Actually, when it comes to birds, it's not always true that males are more beautiful than females! I know that birds of prey the two sexes are almost indistinguishable, except that females are larger than males.
In the parrot world, many species (not all) the sexes look the same. Conures, macaws, cockatoos, pionus, senegals, amazons.... for the most part, these species (and others) cannot be visually sexed and you need to DNA or SS the bird.
And then there are eclectus. You wanna guess which one is the hen?

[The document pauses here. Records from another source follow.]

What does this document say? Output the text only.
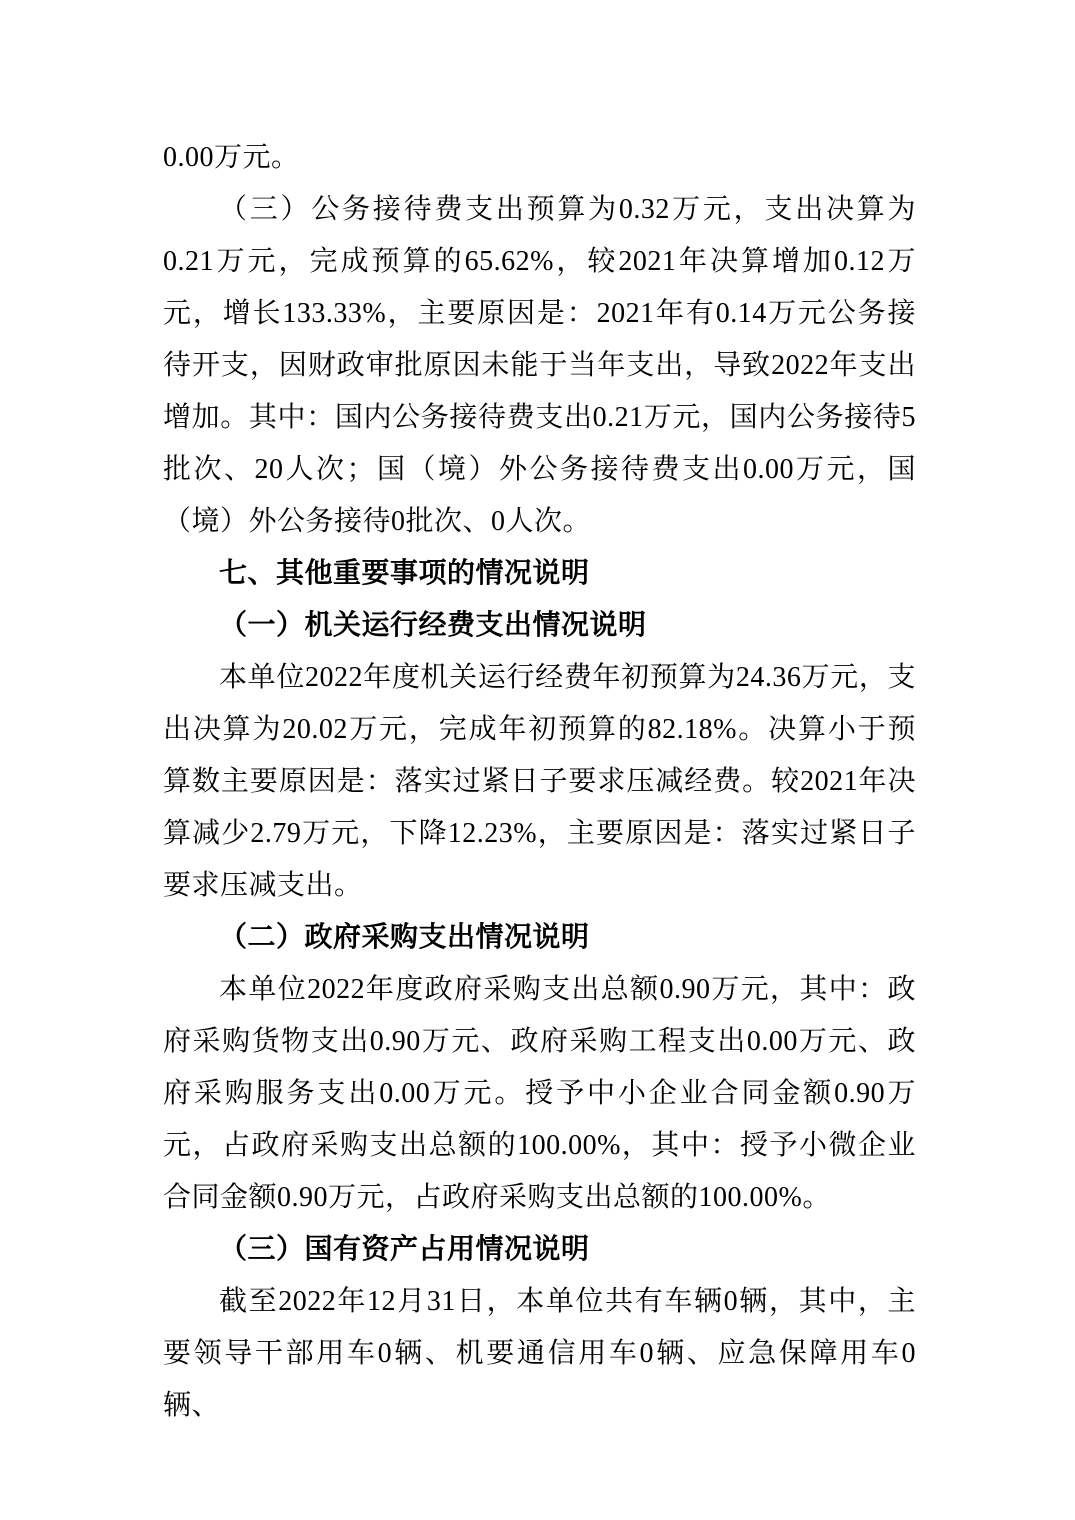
0.00万元。

（三）公务接待费支出预算为0.32万元，支出决算为0.21万元，完成预算的65.62%，较2021年决算增加0.12万元，增长133.33%，主要原因是：2021年有0.14万元公务接待开支，因财政审批原因未能于当年支出，导致2022年支出增加。其中：国内公务接待费支出0.21万元，国内公务接待5批次、20人次；国（境）外公务接待费支出0.00万元，国（境）外公务接待0批次、0人次。

七、其他重要事项的情况说明

（一）机关运行经费支出情况说明

本单位2022年度机关运行经费年初预算为24.36万元，支出决算为20.02万元，完成年初预算的82.18%。决算小于预算数主要原因是：落实过紧日子要求压减经费。较2021年决算减少2.79万元，下降12.23%，主要原因是：落实过紧日子要求压减支出。

（二）政府采购支出情况说明

本单位2022年度政府采购支出总额0.90万元，其中：政府采购货物支出0.90万元、政府采购工程支出0.00万元、政府采购服务支出0.00万元。授予中小企业合同金额0.90万元，占政府采购支出总额的100.00%，其中：授予小微企业合同金额0.90万元，占政府采购支出总额的100.00%。

（三）国有资产占用情况说明

截至2022年12月31日，本单位共有车辆0辆，其中，主要领导干部用车0辆、机要通信用车0辆、应急保障用车0辆、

http://37.media.tumblr.com/tumblr_lxhrarjGln1r9xr1to1_500.jpg
Cross-bred and hybrid, to me, are the same thing. She is neither. Hybrid would indicate her parents are two separate species - i.e. one was a cockatiel and the other wasn't a cockatiel. She's a pure cockatiel. Not mixed with another species.
If it helps any.... a hybrid is like breeding a tiger and a lion together. With cockatiels, it would be like breeding a cockatiel to a cockatoo.
And a mutation is like the white tiger vs the normal orange tiger. It's not a hybrid, it's just a simple color difference.
Your hen is not a normal hen, she's the pearl (aka opaline) mutation. The pearl mutation is what gives her the spotted appearance with the brighter colored face and the tail feathers that are clear or lightly marked.